Besta, símbolo de um poder tirano e usurpador, porém às vezes só de um poder temporal qualquer (Dn 7.13,17; Ez 34.28).
Bode, veja macho caprino.
Boi, submissão.
Bosque, símbolo de cidade ou reino, representando suas árvores altas os regentes ou governadores (Is 10.17; 32.19;; Jr 21.14; Ez 20.46).
Braço, símbolo de força e poder; braço nu e estendido significa o poder em exercício (Sl 10.15; Is 52.10; Sl 98.1; Ex 6.6).

C

Cabras, símbolo dos maus em geral (Mt 25.32,33).
Cadeia, escravidão (Mr 5.4).
Calcedônia, pureza.
Cálice, símbolo de luxúria provocante (Ap 17.1), também de ritos idólatras (I Co 10.21) e  também de porção que cabe a alguém (Ap 14.10; 19.6).
Cana, fragilidade humana (Mt 12.20).
Cão, símbolo de impureza e apostasia (Pv 26.11; Fl 3.2; Ap 22.15; também de vigilância (Is 56.10).
Carneiro, símbolo dos reis em geral e especialmente do rei persa (Dn 8.3-7,20).
Carro, símbolo de governo ou proteção ( II Rs 2.12).  Crê-se que Isaías 21.7 se refere a Ciro e Dario, e Zacarias 6.1 a quatro grande monarquias, enquanto os carros de Deus no Salmo 68.17 e Isaías 66.15 designam as hostes do céu.
Casamento, símbolo de união e fidelidade no pacto ou aliança com Deus e por conseguinte da perfeição (Is 54.1-6; Ap 19.7; Ef 5.23-32).
Cavalo, símbolo de equipamento de guerra e de conquista (Zc 10.3); símbolo também da rapidez Jl 2.4); ir a cavalo ou “subir sobre as alturas”, designa domínio (Dt 32.13; Is 58.14).
Cedro, força, perpetuidade (Sl 104.16).
Cegueira, incredulidade (Rm 11.25).
Céu e terra, usas-se esta expressão num triplo sentido: 1º - Invisível e moral; 2º - visível e literal; 3º - político.

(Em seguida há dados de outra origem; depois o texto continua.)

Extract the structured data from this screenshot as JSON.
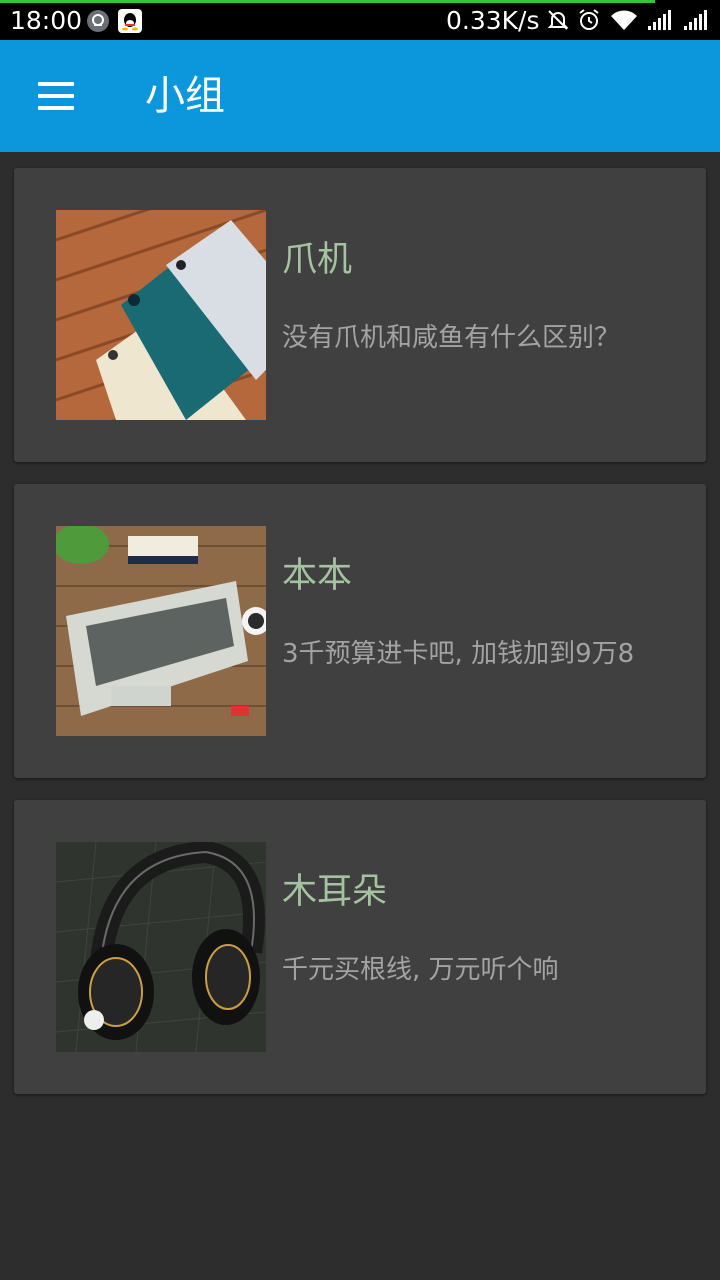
{
  "status_bar": {
    "time": "18:00",
    "net_speed": "0.33K/s",
    "icons": [
      "app-notification-icon",
      "qq-icon",
      "mute-bell-icon",
      "alarm-icon",
      "wifi-icon",
      "signal-icon",
      "signal-icon"
    ]
  },
  "app_bar": {
    "title": "小组",
    "menu_icon": "hamburger-menu-icon",
    "color": "#0c96dc"
  },
  "groups": [
    {
      "title": "爪机",
      "description": "没有爪机和咸鱼有什么区别？",
      "image": "phones-image"
    },
    {
      "title": "本本",
      "description": "3千预算进卡吧, 加钱加到9万8",
      "image": "laptop-image"
    },
    {
      "title": "木耳朵",
      "description": "千元买根线, 万元听个响",
      "image": "headphones-image"
    }
  ],
  "colors": {
    "background": "#2d2d2d",
    "card": "#404040",
    "title_text": "#a5c3a0",
    "desc_text": "#a3a3a3"
  }
}
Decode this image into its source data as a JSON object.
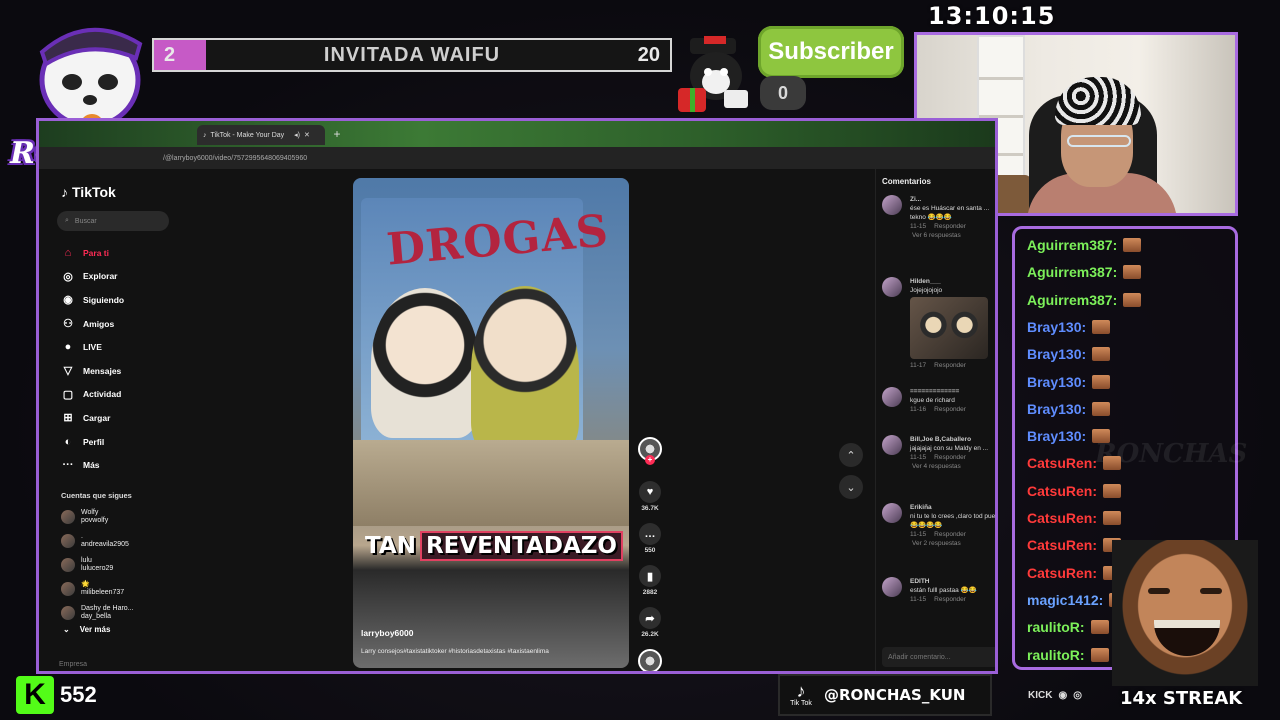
{
  "overlay": {
    "clock": "13:10:15",
    "logo_text": "RONCHAS",
    "goal": {
      "current": "2",
      "title": "INVITADA WAIFU",
      "target": "20",
      "progress_fraction": 0.1
    },
    "subscriber": {
      "label": "Subscriber",
      "count": "0"
    },
    "kick": {
      "count": "552"
    },
    "tiktok_banner": {
      "icon_label": "Tik Tok",
      "handle": "@RONCHAS_KUN"
    },
    "streak": "14x STREAK",
    "socials_label": "KICK",
    "chat_watermark": "RONCHAS"
  },
  "browser": {
    "tab_title": "TikTok - Make Your Day",
    "url": "/@larryboy6000/video/7572995648069405960"
  },
  "tiktok": {
    "logo": "TikTok",
    "search_placeholder": "Buscar",
    "nav": [
      {
        "icon": "home-icon",
        "glyph": "⌂",
        "label": "Para ti",
        "active": true
      },
      {
        "icon": "compass-icon",
        "glyph": "◎",
        "label": "Explorar",
        "active": false
      },
      {
        "icon": "following-avatar-icon",
        "glyph": "◉",
        "label": "Siguiendo",
        "active": false
      },
      {
        "icon": "friends-icon",
        "glyph": "⚇",
        "label": "Amigos",
        "active": false
      },
      {
        "icon": "live-icon",
        "glyph": "●",
        "label": "LIVE",
        "active": false
      },
      {
        "icon": "messages-icon",
        "glyph": "▽",
        "label": "Mensajes",
        "active": false
      },
      {
        "icon": "activity-icon",
        "glyph": "▢",
        "label": "Actividad",
        "active": false
      },
      {
        "icon": "upload-icon",
        "glyph": "⊞",
        "label": "Cargar",
        "active": false
      },
      {
        "icon": "profile-icon",
        "glyph": "◐",
        "label": "Perfil",
        "active": false
      },
      {
        "icon": "more-icon",
        "glyph": "···",
        "label": "Más",
        "active": false
      }
    ],
    "following_header": "Cuentas que sigues",
    "following": [
      {
        "name": "Wolfy",
        "handle": "povwolfy"
      },
      {
        "name": ".",
        "handle": "andreavila2905"
      },
      {
        "name": "lulu",
        "handle": "lulucero29"
      },
      {
        "name": "🌟",
        "handle": "milibeleen737"
      },
      {
        "name": "Dashy de Haro...",
        "handle": "day_bella"
      }
    ],
    "see_more": "Ver más",
    "company": "Empresa",
    "video": {
      "mural_text": "DROGAS",
      "caption_a": "TAN",
      "caption_b": "REVENTADAZO",
      "author": "larryboy6000",
      "description": "Larry consejos#taxistatiktoker #historiasdetaxistas #taxistaenlima"
    },
    "actions": {
      "likes": "36.7K",
      "comments": "550",
      "saves": "2882",
      "shares": "26.2K"
    },
    "comments_header": "Comentarios",
    "comments": [
      {
        "name": "Zi...",
        "text": "ése es Huáscar en santa ... tekno 😂😂😂",
        "date": "11-15",
        "reply": "Responder",
        "replies": "Ver 6 respuestas"
      },
      {
        "name": "Hilden___",
        "text": "Jojejojojojo",
        "date": "11-17",
        "reply": "Responder",
        "replies": ""
      },
      {
        "name": "=============",
        "text": "kgue de richard",
        "date": "11-16",
        "reply": "Responder",
        "replies": ""
      },
      {
        "name": "Bill,Joe B,Caballero",
        "text": "jajajajaj con su Maldy en ...",
        "date": "11-15",
        "reply": "Responder",
        "replies": "Ver 4 respuestas"
      },
      {
        "name": "Erikiña",
        "text": "ni tu te lo crees ,claro tod pues 😂😂😂😂",
        "date": "11-15",
        "reply": "Responder",
        "replies": "Ver 2 respuestas"
      },
      {
        "name": "EDITH",
        "text": "están fulll pastaa 😂😂",
        "date": "11-15",
        "reply": "Responder",
        "replies": ""
      }
    ],
    "comment_placeholder": "Añadir comentario..."
  },
  "chat": [
    {
      "user": "Aguirrem387:",
      "color": "#7cf05a"
    },
    {
      "user": "Aguirrem387:",
      "color": "#7cf05a"
    },
    {
      "user": "Aguirrem387:",
      "color": "#7cf05a"
    },
    {
      "user": "Bray130:",
      "color": "#5f8dff"
    },
    {
      "user": "Bray130:",
      "color": "#5f8dff"
    },
    {
      "user": "Bray130:",
      "color": "#5f8dff"
    },
    {
      "user": "Bray130:",
      "color": "#5f8dff"
    },
    {
      "user": "Bray130:",
      "color": "#5f8dff"
    },
    {
      "user": "CatsuRen:",
      "color": "#ff3a3a"
    },
    {
      "user": "CatsuRen:",
      "color": "#ff3a3a"
    },
    {
      "user": "CatsuRen:",
      "color": "#ff3a3a"
    },
    {
      "user": "CatsuRen:",
      "color": "#ff3a3a"
    },
    {
      "user": "CatsuRen:",
      "color": "#ff3a3a"
    },
    {
      "user": "magic1412:",
      "color": "#6aa2ff"
    },
    {
      "user": "raulitoR:",
      "color": "#7cf05a"
    },
    {
      "user": "raulitoR:",
      "color": "#7cf05a"
    }
  ]
}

Usando-se em sentido político, céu simboliza os regentes, terra o povo, os dois juntos formando um reino ou um estado. (Is 51.15,16; 65.17; Jr 4.23,24; Mt 24.29). Cair do céu é perder a dignidade ou autoridade; céu aberto indica uma nova ordem no mundo político; uma porta aberta no céu indica o princípio de um novo governo (Há 2.6-22). O sol a lua e as estrelas simbolizam as autoridades superiores e secundárias (Is 24.21,23; Jl 2.10; Ap 12.1).
Chave, símbolo de autoridade, do direito de abrir e fechar (Is 22.22; Ap 1.18; 3.7; 20.1)
Chuva, influência divina (Tg 5.7).
Cinturão, apertado, pronto para o serviço; frouxo, repouso.
Cinzas, tristeza, arrependimento (Jó 42.6; Dn 9.3).
Cobre, (metal, bronze), símbolo de endurecimento (Is 48.4; Jr 6.28); também de força e firmeza (Sl 107.16).
Comer, símbolo de meditação e participação da verdade (Is 55.1,21); símbolo também dos resultados de conduta observada no passado (Ez 18.2); símbolo ainda de destruição da felicidade ou propriedade de alguma pessoa ( Ap 17.16; Sl 27.2).
Cores
preto, símbolo de angústia e aflição (Jó 30.30; Ap 6.5-12); 
amarelado, símbolo de enfermidade mortal (ap 6.8); 
vermelho, de derramamento de sangue ou de vitória (Zc 6.2; Ap 12.3, ou do que não se pode apagar (Is 1.18); 
branco, de formosura e santidade (Ec 9.8; Ap 3.4); branco resplandecente era a cor real e sacerdotal entre os judeus.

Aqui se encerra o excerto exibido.